The design was a success and was soon implemented at the university.
A few years later, while Mears was continuing his greenhouse research, several other institutions were working on a residential attached-greenhouse concept. Their work generated many unanswered questions he was eager to resolve.
"In addition to the desire to answer some of the open questions, we were facing a need for some more space in our home so were planning an addition," Mears said. "Also Dorothy was raising so many houseplants we were running out of space in front of windows for them and they were crowding us out as well, so we really could use the greenhouse."
Government support
Around the same time, the Department of Energy was offering a competitive grants program for solar projects for which Mears wrote a proposal that was supported.
Using the grant funds, he added a flooded subfloor to his 125-year-old New Jersey home and attached a greenhouse on the south side of the house with a similar floor design. Solar collectors heated the water from both floors.
For days with cloudy skies or in cases of possible malfunctions in the solar system, Mears installed a logical backup system given his large woodlot: a woodstove, capable of heating both the greenhouse and the residence. A water-heating coil in the woodstove made this system efficient in extracting heat, which meant minimizing the amount of wood consumed.
Finally, if for some reason both the solar collectors and the woodstove failed, the final back up system—an existing oil-fired setup—would kick in.
It never had to.
"We were essentially free of the cost of oil for space heating and much of the domestic hot water heating was provided by solar in the spring, summer and fall," Mears said. "This has been the case from 1980 until we moved and sold the house in February, 2006."
Cost effective
During the day, the sun warms the house and greenhouse. A fan is sometimes used to circulate the warm air from the greenhouse throughout the house. Most of the time just opening a window to the greenhouse and the sliding door from the family room is sufficient for air circulation.
That coupled with the large amount of heat stored in the floor of the house allowed the overall system to "coast" for a few days without using the woodstove, even on cloudy winter days.
Throughout the entire year, except for winter, the solar collectors were also used to heat the domestic hot water. A concept that Mears explains could have been implemented even in winter had they not needed to heat the greenhouse for maintaining plants.
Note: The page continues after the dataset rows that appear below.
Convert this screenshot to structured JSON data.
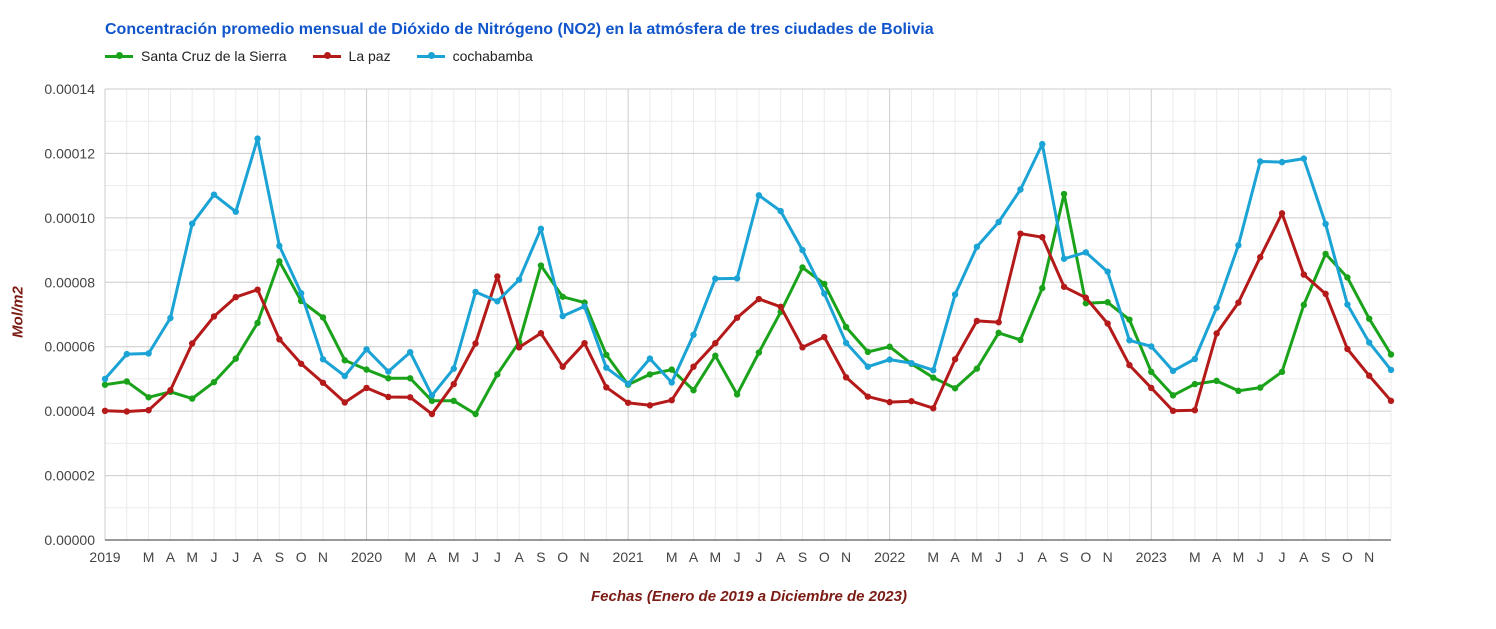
{
  "chart_data": {
    "type": "line",
    "title": "Concentración promedio mensual de Dióxido de Nitrógeno (NO2) en la atmósfera de tres ciudades de Bolivia",
    "xlabel": "Fechas (Enero de 2019 a Diciembre de 2023)",
    "ylabel": "Mol/m2",
    "ylim": [
      0,
      0.00014
    ],
    "y_ticks": [
      "0.00000",
      "0.00002",
      "0.00004",
      "0.00006",
      "0.00008",
      "0.00010",
      "0.00012",
      "0.00014"
    ],
    "x_tick_labels": [
      "2019",
      "",
      "M",
      "A",
      "M",
      "J",
      "J",
      "A",
      "S",
      "O",
      "N",
      "",
      "2020",
      "",
      "M",
      "A",
      "M",
      "J",
      "J",
      "A",
      "S",
      "O",
      "N",
      "",
      "2021",
      "",
      "M",
      "A",
      "M",
      "J",
      "J",
      "A",
      "S",
      "O",
      "N",
      "",
      "2022",
      "",
      "M",
      "A",
      "M",
      "J",
      "J",
      "A",
      "S",
      "O",
      "N",
      "",
      "2023",
      "",
      "M",
      "A",
      "M",
      "J",
      "J",
      "A",
      "S",
      "O",
      "N",
      ""
    ],
    "grid": true,
    "legend_position": "top-left",
    "colors": {
      "title": "#1155cc",
      "axis_title": "#7b1b14",
      "gridline": "#cccccc",
      "minor_gridline": "#ebebeb"
    },
    "series": [
      {
        "name": "Santa Cruz de la Sierra",
        "color": "#1aa31a",
        "values": [
          4.82e-05,
          4.92e-05,
          4.43e-05,
          4.6e-05,
          4.39e-05,
          4.9e-05,
          5.63e-05,
          6.74e-05,
          8.65e-05,
          7.42e-05,
          6.91e-05,
          5.58e-05,
          5.29e-05,
          5.02e-05,
          5.02e-05,
          4.32e-05,
          4.32e-05,
          3.91e-05,
          5.14e-05,
          6.14e-05,
          8.52e-05,
          7.55e-05,
          7.37e-05,
          5.75e-05,
          4.82e-05,
          5.14e-05,
          5.29e-05,
          4.65e-05,
          5.72e-05,
          4.52e-05,
          5.82e-05,
          7.08e-05,
          8.46e-05,
          7.95e-05,
          6.61e-05,
          5.84e-05,
          6e-05,
          5.47e-05,
          5.04e-05,
          4.71e-05,
          5.32e-05,
          6.43e-05,
          6.21e-05,
          7.82e-05,
          0.0001074,
          7.35e-05,
          7.38e-05,
          6.84e-05,
          5.22e-05,
          4.49e-05,
          4.84e-05,
          4.94e-05,
          4.63e-05,
          4.73e-05,
          5.22e-05,
          7.3e-05,
          8.88e-05,
          8.15e-05,
          6.87e-05,
          5.76e-05
        ]
      },
      {
        "name": "La paz",
        "color": "#b51a1a",
        "values": [
          4.01e-05,
          3.99e-05,
          4.03e-05,
          4.65e-05,
          6.1e-05,
          6.94e-05,
          7.54e-05,
          7.77e-05,
          6.23e-05,
          5.47e-05,
          4.88e-05,
          4.27e-05,
          4.72e-05,
          4.44e-05,
          4.43e-05,
          3.91e-05,
          4.84e-05,
          6.1e-05,
          8.18e-05,
          5.98e-05,
          6.42e-05,
          5.38e-05,
          6.11e-05,
          4.74e-05,
          4.26e-05,
          4.18e-05,
          4.34e-05,
          5.38e-05,
          6.11e-05,
          6.9e-05,
          7.48e-05,
          7.24e-05,
          5.98e-05,
          6.3e-05,
          5.05e-05,
          4.45e-05,
          4.28e-05,
          4.31e-05,
          4.09e-05,
          5.61e-05,
          6.8e-05,
          6.76e-05,
          9.51e-05,
          9.4e-05,
          7.86e-05,
          7.52e-05,
          6.72e-05,
          5.43e-05,
          4.72e-05,
          4.01e-05,
          4.03e-05,
          6.41e-05,
          7.37e-05,
          8.78e-05,
          0.0001014,
          8.24e-05,
          7.64e-05,
          5.93e-05,
          5.1e-05,
          4.32e-05
        ]
      },
      {
        "name": "cochabamba",
        "color": "#1aa3d4",
        "values": [
          5e-05,
          5.77e-05,
          5.79e-05,
          6.89e-05,
          9.82e-05,
          0.0001072,
          0.0001019,
          0.0001246,
          9.13e-05,
          7.66e-05,
          5.61e-05,
          5.09e-05,
          5.92e-05,
          5.23e-05,
          5.83e-05,
          4.49e-05,
          5.32e-05,
          7.7e-05,
          7.41e-05,
          8.08e-05,
          9.66e-05,
          6.95e-05,
          7.25e-05,
          5.35e-05,
          4.84e-05,
          5.63e-05,
          4.89e-05,
          6.37e-05,
          8.11e-05,
          8.12e-05,
          0.000107,
          0.0001021,
          9e-05,
          7.65e-05,
          6.12e-05,
          5.38e-05,
          5.6e-05,
          5.49e-05,
          5.27e-05,
          7.62e-05,
          9.1e-05,
          9.87e-05,
          0.0001088,
          0.0001229,
          8.73e-05,
          8.93e-05,
          8.33e-05,
          6.2e-05,
          6.01e-05,
          5.25e-05,
          5.62e-05,
          7.21e-05,
          9.15e-05,
          0.0001175,
          0.0001173,
          0.0001184,
          9.81e-05,
          7.31e-05,
          6.13e-05,
          5.28e-05
        ]
      }
    ]
  }
}
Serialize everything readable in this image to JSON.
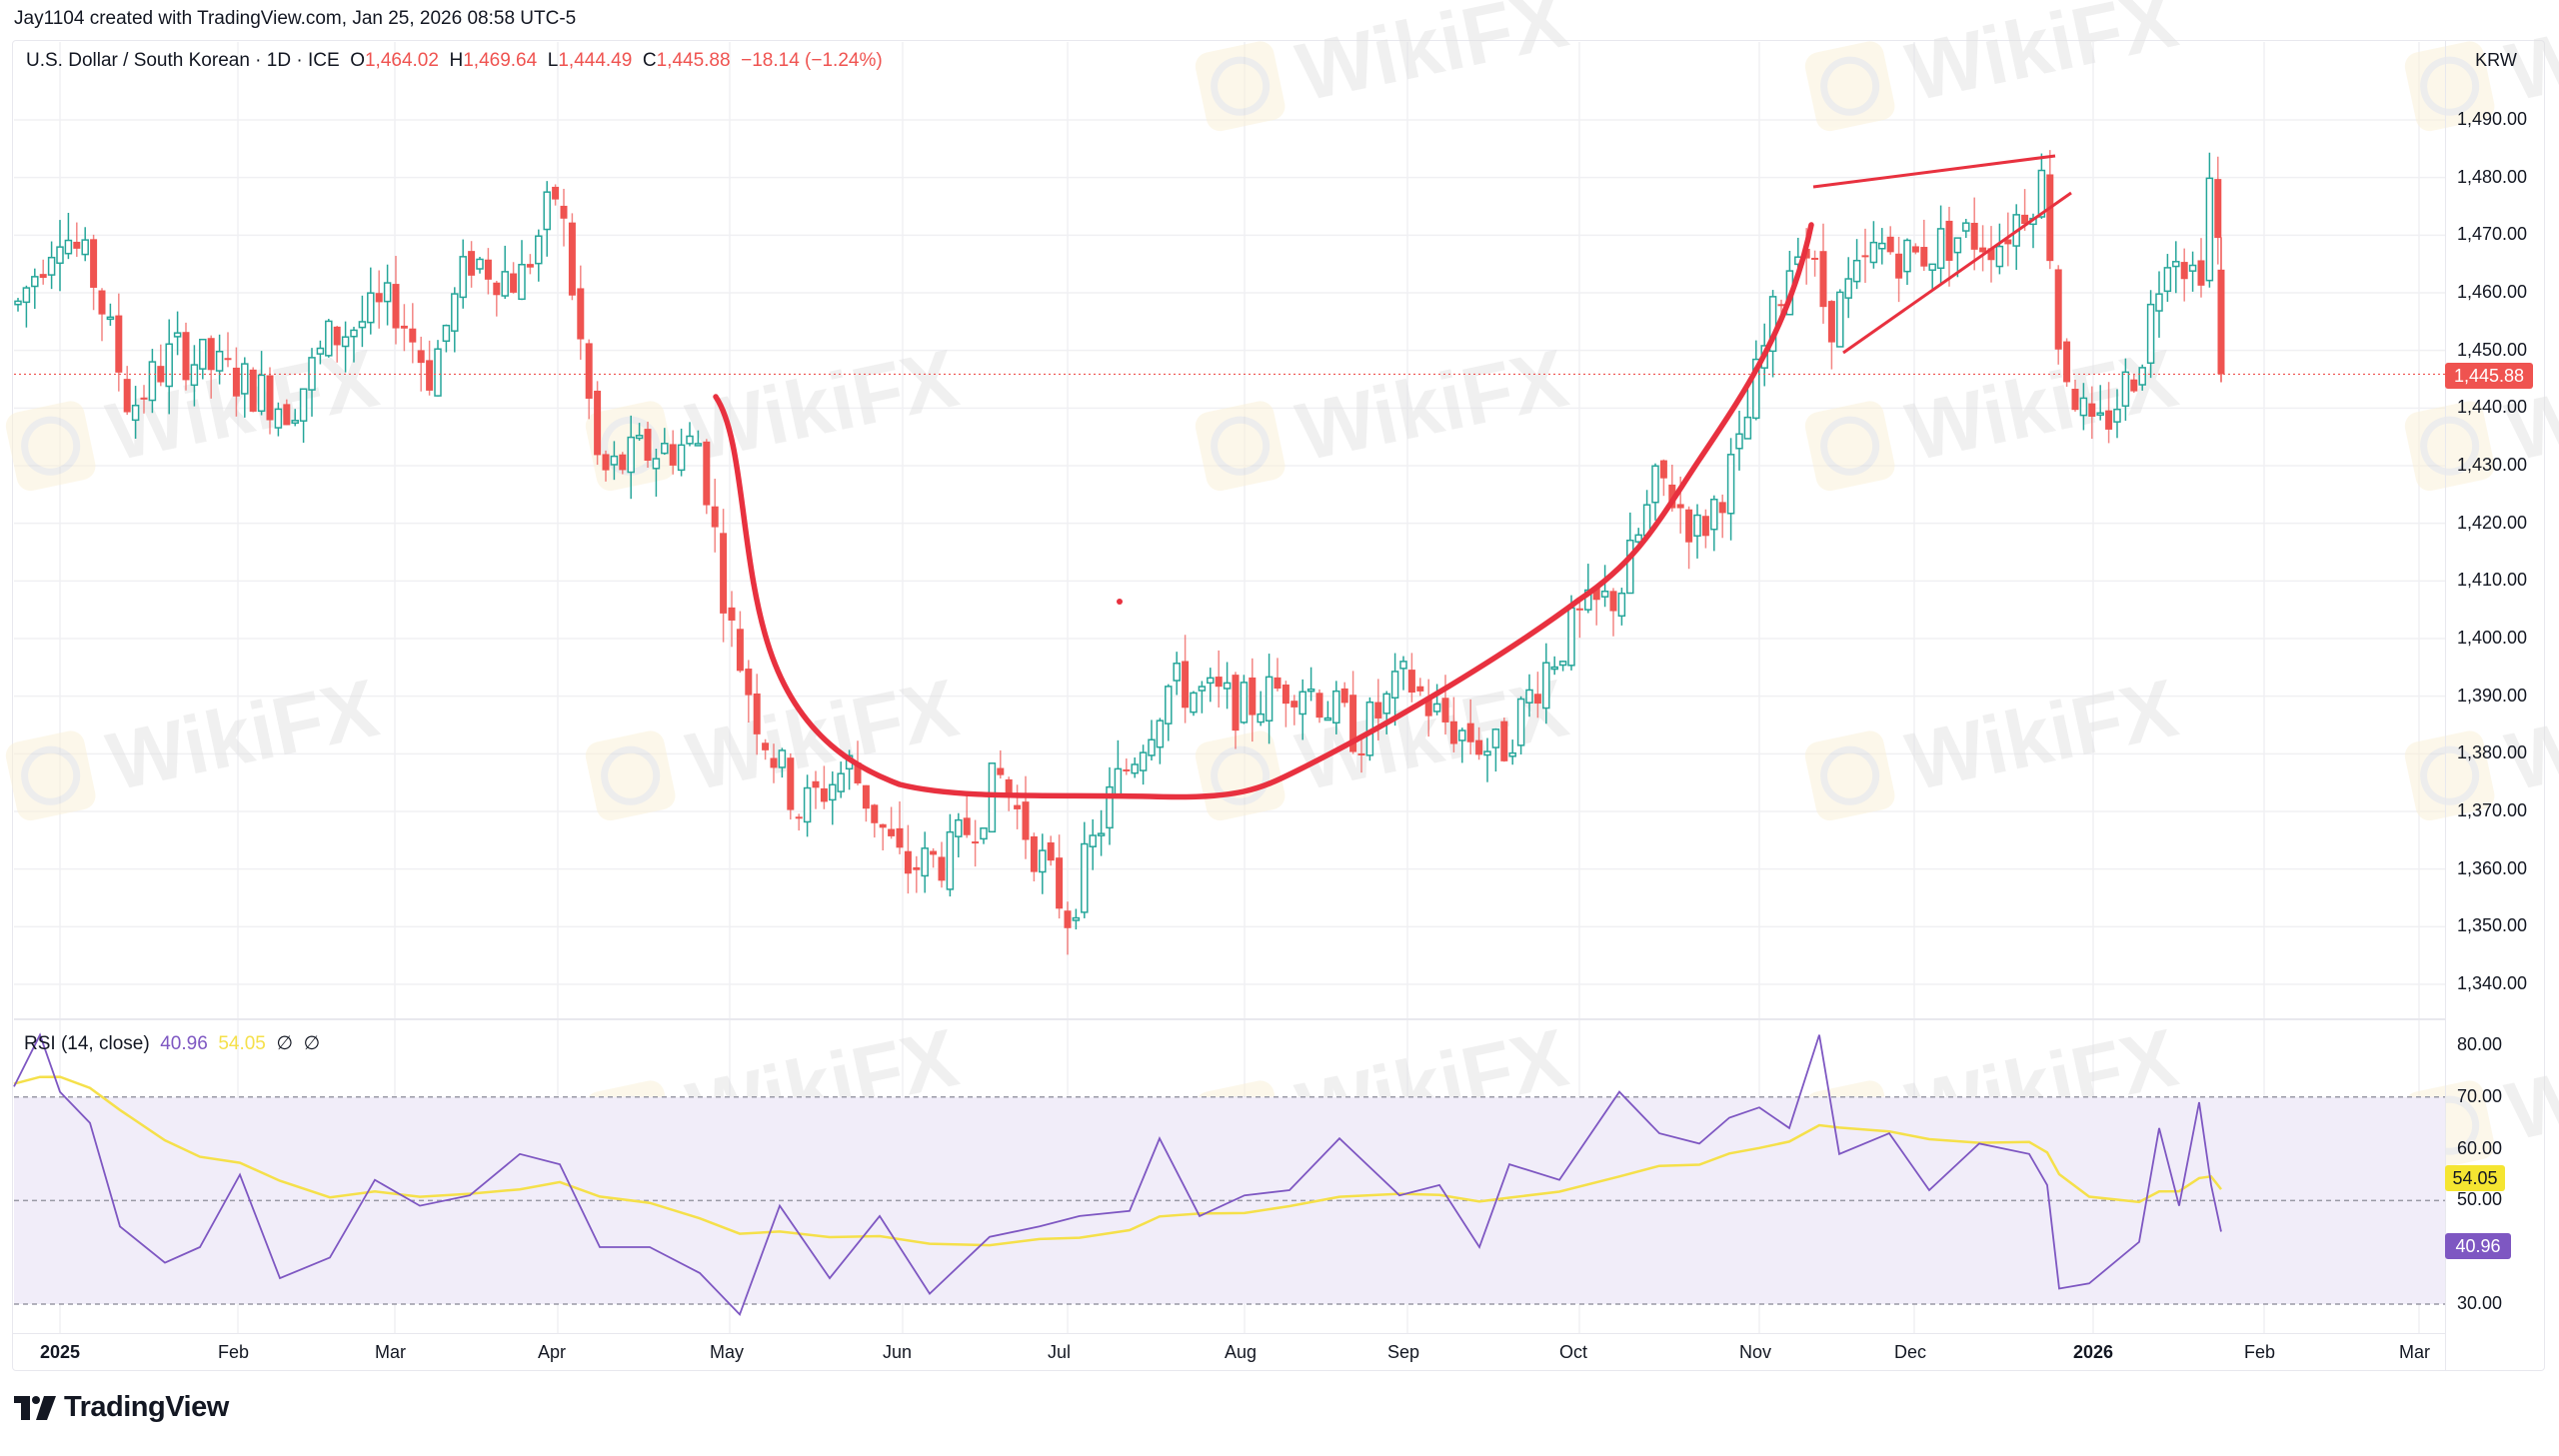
{
  "header": {
    "credit": "Jay1104 created with TradingView.com, Jan 25, 2026 08:58 UTC-5"
  },
  "symbol": {
    "name": "U.S. Dollar / South Korean",
    "interval": "1D",
    "exchange": "ICE",
    "title": "U.S. Dollar / South Korean · 1D · ICE",
    "open_label": "O",
    "open": "1,464.02",
    "high_label": "H",
    "high": "1,469.64",
    "low_label": "L",
    "low": "1,444.49",
    "close_label": "C",
    "close": "1,445.88",
    "change": "−18.14 (−1.24%)"
  },
  "price_axis": {
    "unit": "KRW",
    "ticks": [
      "1,490.00",
      "1,480.00",
      "1,470.00",
      "1,460.00",
      "1,450.00",
      "1,440.00",
      "1,430.00",
      "1,420.00",
      "1,410.00",
      "1,400.00",
      "1,390.00",
      "1,380.00",
      "1,370.00",
      "1,360.00",
      "1,350.00",
      "1,340.00"
    ],
    "last_price_label": "1,445.88"
  },
  "rsi": {
    "title": "RSI (14, close)",
    "value": "40.96",
    "ma_value": "54.05",
    "extra_1": "∅",
    "extra_2": "∅",
    "ticks": [
      "80.00",
      "70.00",
      "60.00",
      "50.00",
      "30.00"
    ],
    "upper_band": 70,
    "middle_band": 50,
    "lower_band": 30
  },
  "time_axis": {
    "labels": [
      {
        "text": "2025",
        "year": true
      },
      {
        "text": "Feb",
        "year": false
      },
      {
        "text": "Mar",
        "year": false
      },
      {
        "text": "Apr",
        "year": false
      },
      {
        "text": "May",
        "year": false
      },
      {
        "text": "Jun",
        "year": false
      },
      {
        "text": "Jul",
        "year": false
      },
      {
        "text": "Aug",
        "year": false
      },
      {
        "text": "Sep",
        "year": false
      },
      {
        "text": "Oct",
        "year": false
      },
      {
        "text": "Nov",
        "year": false
      },
      {
        "text": "Dec",
        "year": false
      },
      {
        "text": "2026",
        "year": true
      },
      {
        "text": "Feb",
        "year": false
      },
      {
        "text": "Mar",
        "year": false
      }
    ]
  },
  "branding": {
    "logo_text": "TradingView",
    "watermark": "WikiFX"
  },
  "colors": {
    "up": "#26a69a",
    "down": "#ef5350",
    "annotation": "#e8313f",
    "rsi_line": "#7e57c2",
    "rsi_ma": "#f5e04a",
    "rsi_band_fill": "#f1edf9",
    "grid": "#f0f0f3"
  },
  "chart_data": [
    {
      "type": "candlestick",
      "title": "U.S. Dollar / South Korean · 1D · ICE",
      "xlabel": "",
      "ylabel": "KRW",
      "ylim": [
        1335,
        1495
      ],
      "grid": true,
      "last": {
        "open": 1464.02,
        "high": 1469.64,
        "low": 1444.49,
        "close": 1445.88,
        "change": -18.14,
        "change_pct": -1.24
      },
      "x": [
        "2025-01",
        "2025-02",
        "2025-03",
        "2025-04",
        "2025-05",
        "2025-06",
        "2025-07",
        "2025-08",
        "2025-09",
        "2025-10",
        "2025-11",
        "2025-12",
        "2026-01"
      ],
      "monthly_ohlc_approx": [
        {
          "month": "2025-01",
          "open": 1458,
          "high": 1487,
          "low": 1427,
          "close": 1440
        },
        {
          "month": "2025-02",
          "open": 1440,
          "high": 1462,
          "low": 1425,
          "close": 1445
        },
        {
          "month": "2025-03",
          "open": 1445,
          "high": 1471,
          "low": 1440,
          "close": 1466
        },
        {
          "month": "2025-04",
          "open": 1466,
          "high": 1487,
          "low": 1414,
          "close": 1437
        },
        {
          "month": "2025-05",
          "open": 1437,
          "high": 1445,
          "low": 1365,
          "close": 1364
        },
        {
          "month": "2025-06",
          "open": 1364,
          "high": 1390,
          "low": 1350,
          "close": 1358
        },
        {
          "month": "2025-07",
          "open": 1358,
          "high": 1396,
          "low": 1348,
          "close": 1390
        },
        {
          "month": "2025-08",
          "open": 1390,
          "high": 1403,
          "low": 1371,
          "close": 1390
        },
        {
          "month": "2025-09",
          "open": 1390,
          "high": 1400,
          "low": 1372,
          "close": 1400
        },
        {
          "month": "2025-10",
          "open": 1400,
          "high": 1440,
          "low": 1398,
          "close": 1425
        },
        {
          "month": "2025-11",
          "open": 1425,
          "high": 1478,
          "low": 1420,
          "close": 1470
        },
        {
          "month": "2025-12",
          "open": 1470,
          "high": 1484,
          "low": 1443,
          "close": 1445
        },
        {
          "month": "2026-01",
          "open": 1445,
          "high": 1482,
          "low": 1430,
          "close": 1445.88
        }
      ],
      "annotations": [
        {
          "type": "curve",
          "label": "rounded bottom (cup)",
          "from": "2025-05 ~1442",
          "trough": "2025-07 ~1372",
          "to": "2025-11 ~1471"
        },
        {
          "type": "trendline",
          "label": "rising wedge upper",
          "from": "2025-11 ~1478",
          "to": "2025-12 ~1484"
        },
        {
          "type": "trendline",
          "label": "rising wedge lower",
          "from": "2025-11 ~1449",
          "to": "2025-12 ~1477"
        },
        {
          "type": "horizontal-line",
          "label": "last price",
          "value": 1445.88
        }
      ]
    },
    {
      "type": "line",
      "title": "RSI (14, close)",
      "ylim": [
        26,
        82
      ],
      "bands": {
        "upper": 70,
        "middle": 50,
        "lower": 30
      },
      "x": [
        "2025-01",
        "2025-02",
        "2025-03",
        "2025-04",
        "2025-05",
        "2025-06",
        "2025-07",
        "2025-08",
        "2025-09",
        "2025-10",
        "2025-11",
        "2025-12",
        "2026-01"
      ],
      "series": [
        {
          "name": "RSI",
          "values": [
            75,
            44,
            52,
            55,
            30,
            40,
            48,
            58,
            45,
            62,
            78,
            58,
            40.96
          ]
        },
        {
          "name": "RSI-based MA",
          "values": [
            72,
            50,
            48,
            55,
            42,
            38,
            45,
            58,
            50,
            55,
            70,
            58,
            54.05
          ]
        }
      ],
      "last": {
        "rsi": 40.96,
        "ma": 54.05
      }
    }
  ]
}
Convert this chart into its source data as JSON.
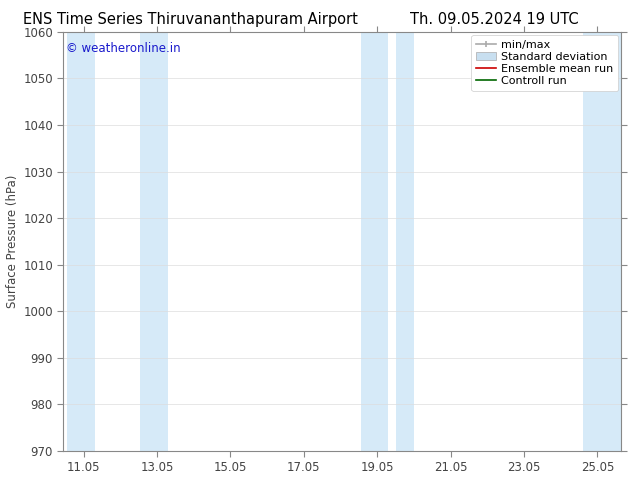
{
  "title_left": "ENS Time Series Thiruvananthapuram Airport",
  "title_right": "Th. 09.05.2024 19 UTC",
  "ylabel": "Surface Pressure (hPa)",
  "ylim": [
    970,
    1060
  ],
  "yticks": [
    970,
    980,
    990,
    1000,
    1010,
    1020,
    1030,
    1040,
    1050,
    1060
  ],
  "xtick_labels": [
    "11.05",
    "13.05",
    "15.05",
    "17.05",
    "19.05",
    "21.05",
    "23.05",
    "25.05"
  ],
  "xtick_positions": [
    11.05,
    13.05,
    15.05,
    17.05,
    19.05,
    21.05,
    23.05,
    25.05
  ],
  "xmin": 10.5,
  "xmax": 25.7,
  "watermark": "© weatheronline.in",
  "watermark_color": "#1a1acc",
  "shade_bands": [
    {
      "xmin": 10.6,
      "xmax": 11.35
    },
    {
      "xmin": 12.6,
      "xmax": 13.35
    },
    {
      "xmin": 18.6,
      "xmax": 19.35
    },
    {
      "xmin": 19.55,
      "xmax": 20.05
    },
    {
      "xmin": 24.65,
      "xmax": 25.7
    }
  ],
  "shade_color": "#d6eaf8",
  "bg_color": "#ffffff",
  "spine_color": "#888888",
  "tick_color": "#444444",
  "legend_labels": [
    "min/max",
    "Standard deviation",
    "Ensemble mean run",
    "Controll run"
  ],
  "legend_line_color": "#aaaaaa",
  "legend_patch_color": "#c8dff0",
  "legend_patch_edge": "#aaaaaa",
  "ensemble_color": "#cc0000",
  "control_color": "#006600",
  "title_fontsize": 10.5,
  "tick_fontsize": 8.5,
  "watermark_fontsize": 8.5,
  "legend_fontsize": 8
}
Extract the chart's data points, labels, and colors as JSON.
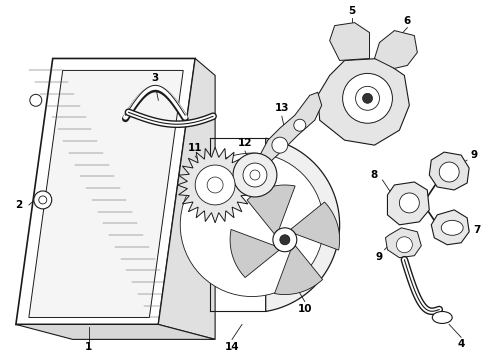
{
  "background_color": "#ffffff",
  "line_color": "#1a1a1a",
  "fig_width": 4.9,
  "fig_height": 3.6,
  "dpi": 100,
  "label_fs": 7.5
}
Mears' energy sustainable residence has since been maintained above 68 degrees Fahrenheit with the heat from the woodstove and passive gain from the greenhouse, demonstrating that "green" living is not an outlandish and inaccessible concept.
It's also cost-effective, even without the help of the grant.
"The system paid for itself very quickly," Mears said. "Those additional costs for the solar and woodstove heating were probably covered by fuel savings in the first several years."